Monday 22 January 2018

The Psychology of Justice: The Interface Between Psychology & Civil Law



Since the 1970’s, psychologists and psychiatrists have developed their expertise in providing expert witness services in civil claims for personal injury and medical negligence. By doing this, they have helped lawyers and the courts understand more about diagnosis, causation and prognosis. However, the relevance of psychology and psychological medicine has a much wider applicability to the civil justice system. In Tort Law, the focus is on Justice as the goal, ensuring a more fair, equitable, holistic and reliable outcome to a personal injury event. This is in addition to the quantum assessment of damages and attempts to conduct the process efficiently. 

Understanding and measuring ‘justice’ is a challenge due to its complex multi-dimensional nature. Both claimants and defendants of claims need to be assured that medico-legal process goals are balanced fairly with justice goals, making civil claims more ‘just’ and ‘better’, not just faster and cheaper. Increasing attention is now being centred on how psychological and social processes affect civil justice and the way it is carried out in the UK and other countries, both in Europe and North America. Starting at the point of a personal injury event such as a road traffic accident or work accident through to the conclusion of litigation, there are many psycho-social processes involving claimants, lawyers, medical experts, barristers and the judiciary which can affect any one particular case and assessment of damages.
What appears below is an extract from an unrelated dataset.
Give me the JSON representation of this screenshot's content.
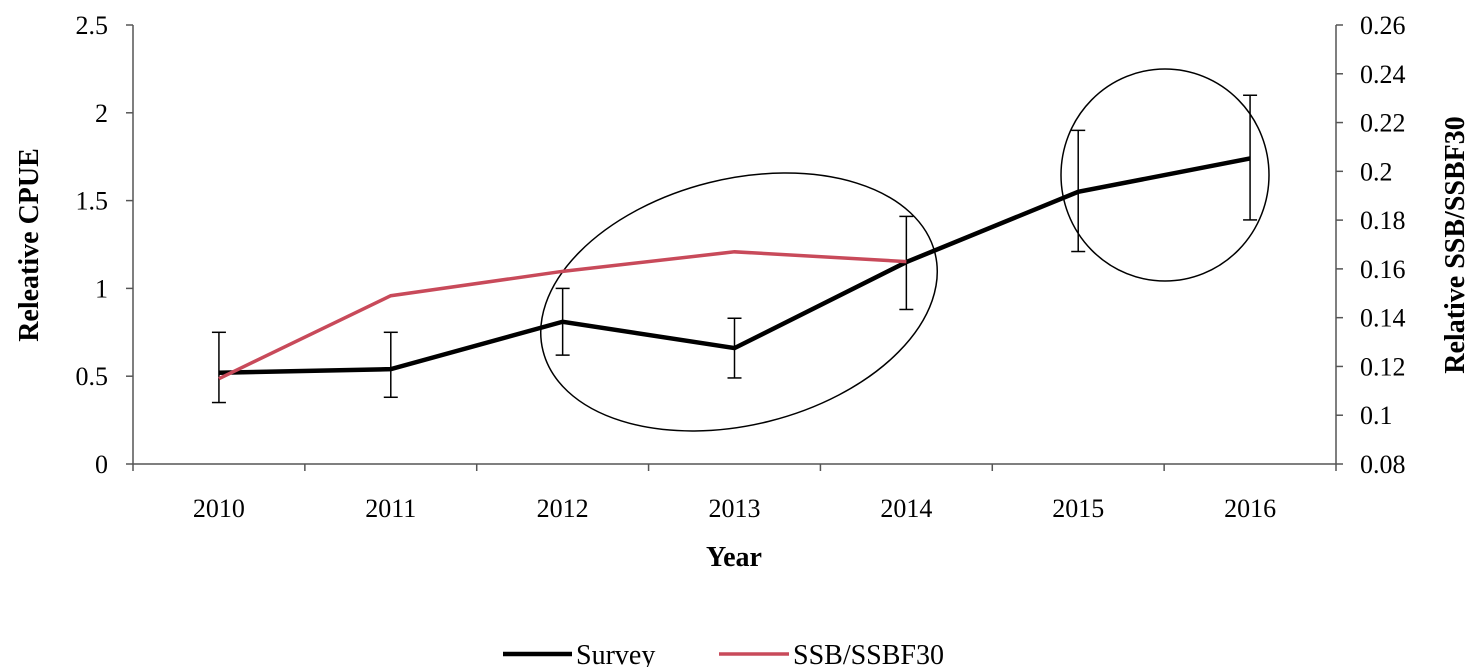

The main branches of psychology which are applicable to the medico legal trail.

It is important that both academic and practitioner groups are active in promoting the understanding of the interface between Law (and legal systems) and Psychology in the context of civil cases and litigation, and thereafter to provide education to legal students and practitioners on these issues. This collaboration should inform the scientific, medical and psychological communities on the one hand, and legal communities on the other, and also the public, about current research and practice in the area of science and law. Civil courts admit evidence from health care experts in order to assess injury and determine quantum. It points to a need for Law and Psychology to address the use of science, and both sectors’ narrow constructions of rationality and logicality which can often have the effect of divorcing science and ‘facts’ from their psychological and social context.